What is the difference in getting a value through aMap[key] and aMap.at(key) in C++?

In C++11 map::at exists (who knew?).

It throws an exception if the key doesn't exist, find returns aMap.end() if the element doesn't exist, and operator[] value-initializes a new value for the corresponding key if no value exists there.

If you access a key using the indexing operator [] that is not currently a part of a map, then it automatically adds a key for you. This is a huge caveat, and take this into consideration. For this reason, I prefer using the indexing operator [] for setting, and .find() / .at() for lookup.

Another advantage of using .at() over [] is the fact that it can operate on a const std::map, whereas [] won't.

In C++11 map::at exists (who knew?).

It throws an exception if the key doesn't exist, find returns aMap.end() if the element doesn't exist, and operator[] value-initializes a new value for the corresponding key if no value exists there.

I like the answers here, but I think it's important to know WHY [] can't be used on a const instance of std::map. If we look at the standard declaration of these methods:

mapped_type& at(const key_type& k);
const mapped_type& at(const key_type& k) const;

mapped_type& operator[](const key_type& k);
mapped_type& operator[](key_type&& k);

As we can see, all of the operator[] are non const and thus say that the mapped_type returned will be modifiable. On the other hand, a const& at() const version exists, which doesn't allow the modification of the mapped_type, nor the class itself.

Now let's take a look why that is in the implementation of the operator[]:

template <class _Key, class _Tp, class _Compare, class _Allocator>
_Tp&
map<_Key, _Tp, _Compare, _Allocator>::operator[](const key_type& __k)
{
    return __tree_.__emplace_unique_key_args(__k,
        _VSTD::piecewise_construct,
        _VSTD::forward_as_tuple(__k),
        _VSTD::forward_as_tuple()).first->__get_value().second;
}

Here we can see, that this method tries to directly emplace the key into the binary tree as a new unique key pair, where the emplace method then returns a reference to the std::pair (no matter if it already existed or not). This tree is a member of std::map, and thus returning a reference to it's data can potentially modify the data AND with that the tree itself, and thus the std::map class so that why it's impossible to call this method on a const instance of std::map.
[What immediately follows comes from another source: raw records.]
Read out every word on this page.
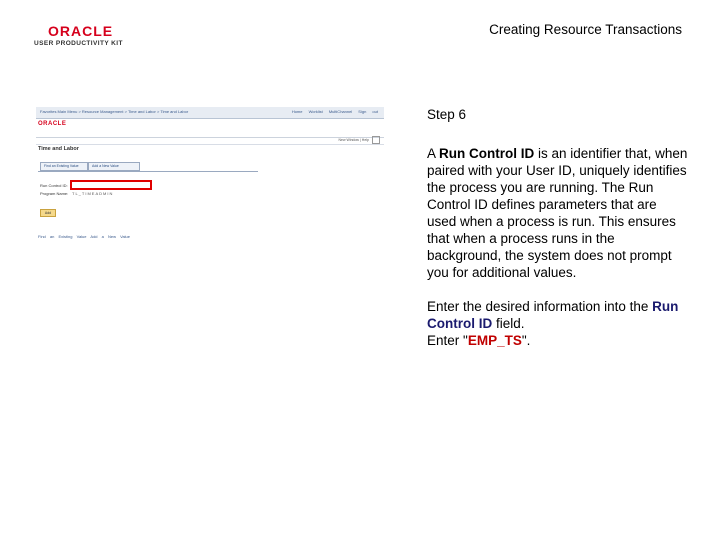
ORACLE
USER PRODUCTIVITY KIT
Creating Resource Transactions
Favorites Main Menu > Resource Management > Time and Labor > Time and Labor	Home Worklist MultiChannel Sign out
ORACLE
New Window | Help
Time and Labor
Find an Existing Value	Add a New Value
Run Control ID:
Program Name: TL_TIMEADMIN
Add
Find an Existing Value Add a New Value
Step 6
A Run Control ID is an identifier that, when paired with your User ID, uniquely identifies the process you are running. The Run Control ID defines parameters that are used when a process is run. This ensures that when a process runs in the background, the system does not prompt you for additional values.
Enter the desired information into the Run Control ID field.
Enter "EMP_TS".
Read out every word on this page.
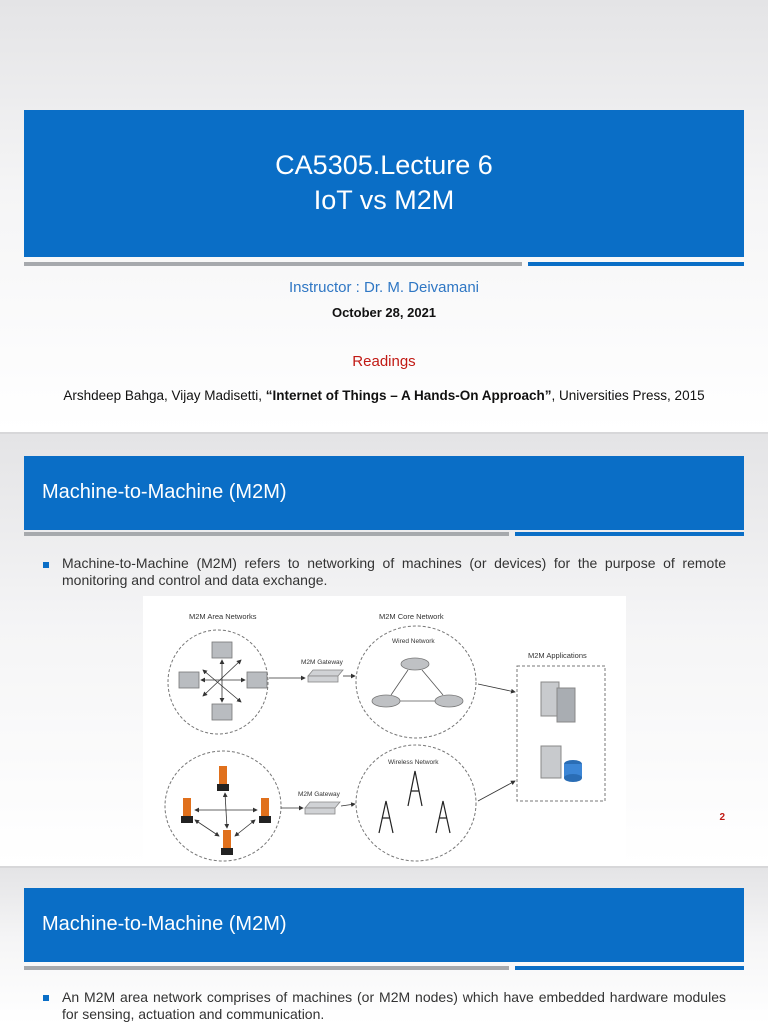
CA5305.Lecture 6
IoT vs M2M
Instructor : Dr. M. Deivamani
October 28, 2021
Readings
Arshdeep Bahga, Vijay Madisetti, “Internet of Things – A Hands-On Approach”, Universities Press, 2015
Machine-to-Machine (M2M)
Machine-to-Machine (M2M) refers to networking of machines (or devices) for the purpose of remote monitoring and control and data exchange.
M2M Area Networks	M2M Core Network
Wired Network
Wireless Network
M2M Gateway
M2M Gateway
M2M Applications
2
Machine-to-Machine (M2M)
An M2M area network comprises of machines (or M2M nodes) which have embedded hardware modules for sensing, actuation and communication.
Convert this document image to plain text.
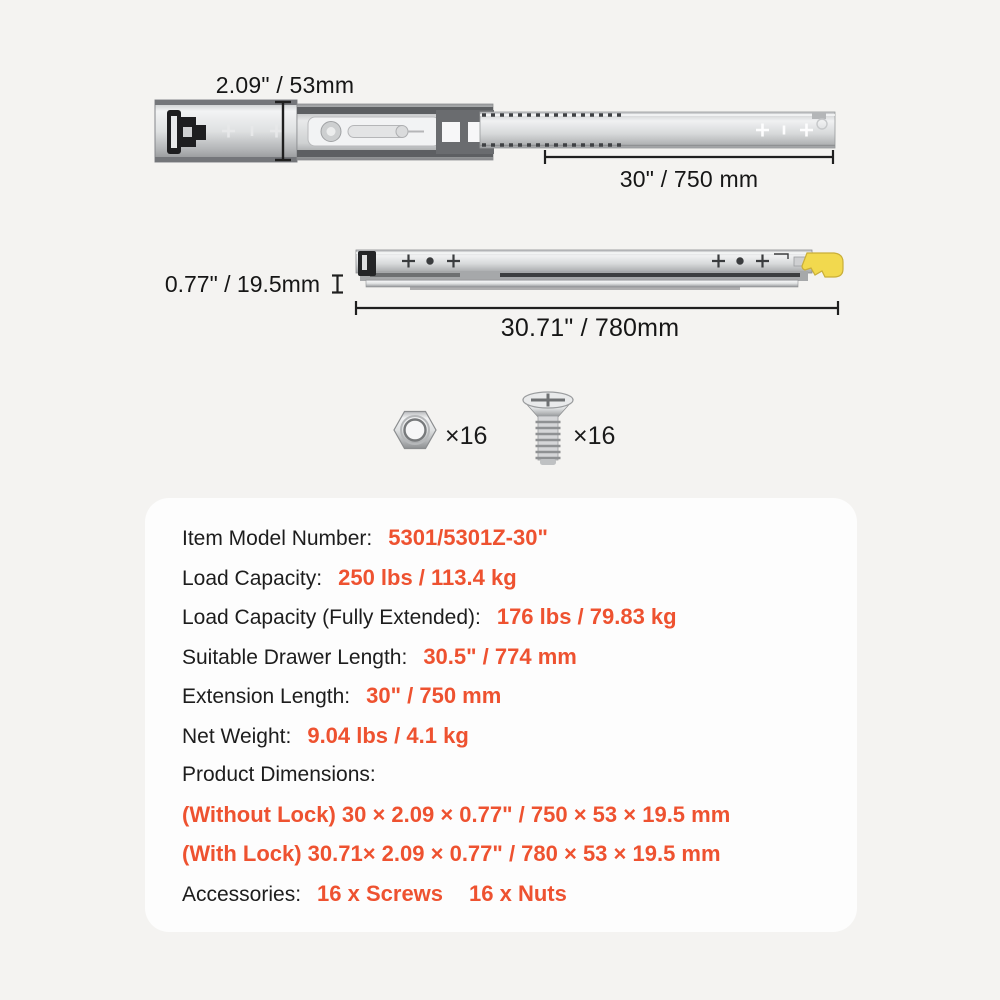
2.09" / 53mm
30" / 750 mm
0.77" / 19.5mm
30.71" / 780mm
×16	×16
Item Model Number: 5301/5301Z-30"
Load Capacity: 250 lbs / 113.4 kg
Load Capacity (Fully Extended): 176 lbs / 79.83 kg
Suitable Drawer Length: 30.5" / 774 mm
Extension Length: 30" / 750 mm
Net Weight: 9.04 lbs / 4.1 kg
Product Dimensions:
(Without Lock) 30 × 2.09 × 0.77" / 750 × 53 × 19.5 mm
(With Lock) 30.71× 2.09 × 0.77" / 780 × 53 × 19.5 mm
Accessories: 16 x Screws 16 x Nuts
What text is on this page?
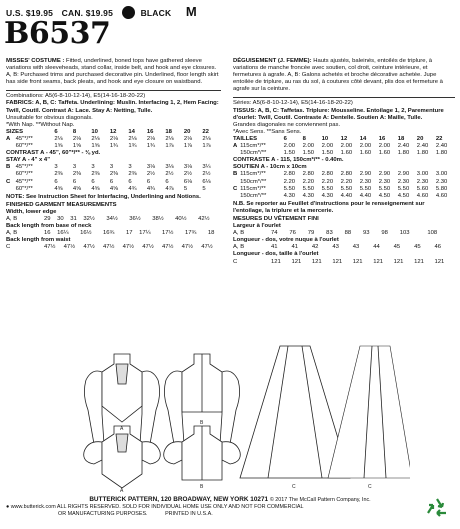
U.S. $19.95 CAN. $19.95	BLACK M
B6537
MISSES' COSTUME : Fitted, underlined, boned tops have gathered sleeve variations with sleeveheads, stand collar, inside belt, and hook and eye closures. A, B: Purchased trims and purchased decorative pin. Underlined, floor length skirt has side front seams, back pleats, and hook and eye closure on waistband.
Combinations: A5(6-8-10-12-14), E5(14-16-18-20-22)
FABRICS: A, B, C: Taffeta. Underlining: Muslin. Interfacing 1, 2, Hem Facing: Twill, Coutil. Contrast A: Lace. Stay A: Netting, Tulle.
Unsuitable for obvious diagonals.
*With Nap. **Without Nap.
SIZES		6	8	10	12	14	16	18	20	22
A	45"*/**	2⅛	2⅛	2⅛	2⅛	2⅛	2⅛	2⅛	2⅛	2⅛
	60"*/**	1⅝	1⅝	1⅝	1¾	1¾	1¾	1⅞	1⅞	1⅞
CONTRAST A - 45", 60"*/** - ⅜ yd.										
STAY A - 4" x 4"										
B	45"*/**	3	3	3	3	3	3⅛	3⅛	3⅛	3¼
	60"*/**	2⅜	2⅜	2⅜	2⅜	2⅜	2½	2½	2½	2½
C	45"*/**	6	6	6	6	6	6	6	6⅛	6⅛
	60"*/**	4⅝	4⅝	4⅝	4⅝	4¾	4¾	4⅞	5	5
NOTE: See Instruction Sheet for Interfacing, Underlining and Notions.
FINISHED GARMENT MEASUREMENTS
Width, lower edge
A, B	29	30	31	32½	34½	36½	38½	40½	42½
Back length from base of neck
A, B	16	16¼	16½	16¾	17	17¼	17½	17¾	18
Back length from waist
C	47½	47½	47½	47½	47½	47½	47½	47½	47½
DÉGUISEMENT (J. FEMME): Hauts ajustés, baleinés, entoilés de triplure, à variations de manche froncée avec soutien, col droit, ceinture intérieure, et fermetures à agrafe. A, B: Galons achetés et broche décorative achetée. Jupe entoilée de triplure, au ras du sol, à coutures côté devant, plis dos et fermeture à agrafe sur la ceinture.
Séries: A5(6-8-10-12-14), E5(14-16-18-20-22)
TISSUS: A, B, C: Taffetas. Triplure: Mousseline. Entoilage 1, 2, Parementure d'ourlet: Twill, Coutil. Contraste A: Dentelle. Soutien A: Maille, Tulle.
Grandes diagonales ne conviennent pas.
*Avec Sens. **Sans Sens.
TAILLES		6	8	10	12	14	16	18	20	22
A	115cm*/**	2.00	2.00	2.00	2.00	2.00	2.00	2.40	2.40	2.40
	150cm*/**	1.50	1.50	1.50	1.60	1.60	1.60	1.80	1.80	1.80
CONTRASTE A - 115, 150cm*/** - 0.40m.										
SOUTIEN A - 10cm x 10cm										
B	115cm*/**	2.80	2.80	2.80	2.80	2.90	2.90	2.90	3.00	3.00
	150cm*/**	2.20	2.20	2.20	2.20	2.30	2.30	2.30	2.30	2.30
C	115cm*/**	5.50	5.50	5.50	5.50	5.50	5.50	5.50	5.60	5.80
	150cm*/**	4.30	4.30	4.30	4.40	4.40	4.50	4.50	4.60	4.60
N.B. Se reporter au Feuillet d'instructions pour le renseignement sur l'entoilage, la triplure et la mercerie.
MESURES DU VÊTEMENT FINI
Largeur à l'ourlet
A, B	74	76	79	83	88	93	98	103	108
Longueur - dos, votre nuque à l'ourlet
A, B	41	41	42	43	43	44	45	45	46
Longueur - dos, taille à l'ourlet
C	121	121	121	121	121	121	121	121	121
A
B
A
B	C	C
BUTTERICK PATTERN, 120 BROADWAY, NEW YORK 10271 © 2017 The McCall Pattern Company, Inc.
● www.butterick.com ALL RIGHTS RESERVED. SOLD FOR INDIVIDUAL HOME USE ONLY AND NOT FOR COMMERCIAL
OR MANUFACTURING PURPOSES.	PRINTED IN U.S.A.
Now, let's take a look at the implementation of at() const:

template <class _Key, class _Tp, class _Compare, class _Allocator>
const _Tp&
map<_Key, _Tp, _Compare, _Allocator>::at(const key_type& __k) const
{
    __parent_pointer __parent;
    __node_base_pointer __child = __tree_.__find_equal(__parent, __k);
    if (__child == nullptr)
        __throw_out_of_range("map::at:  key not found");
    return static_cast<__node_pointer>(__child)->__value_.__get_value().second;
}

This method accesses the tree in a completely different way. Because it only searches for an equal, which is already emplaced in the tree. And operates with a constant pointer to the found node. The non-const version of the at() method operates very similarly, but it requests the __node_base_pointer to be a reference, thus making it possible to modify it, but still eliminates the possibility to emplace new nodes with the at() method.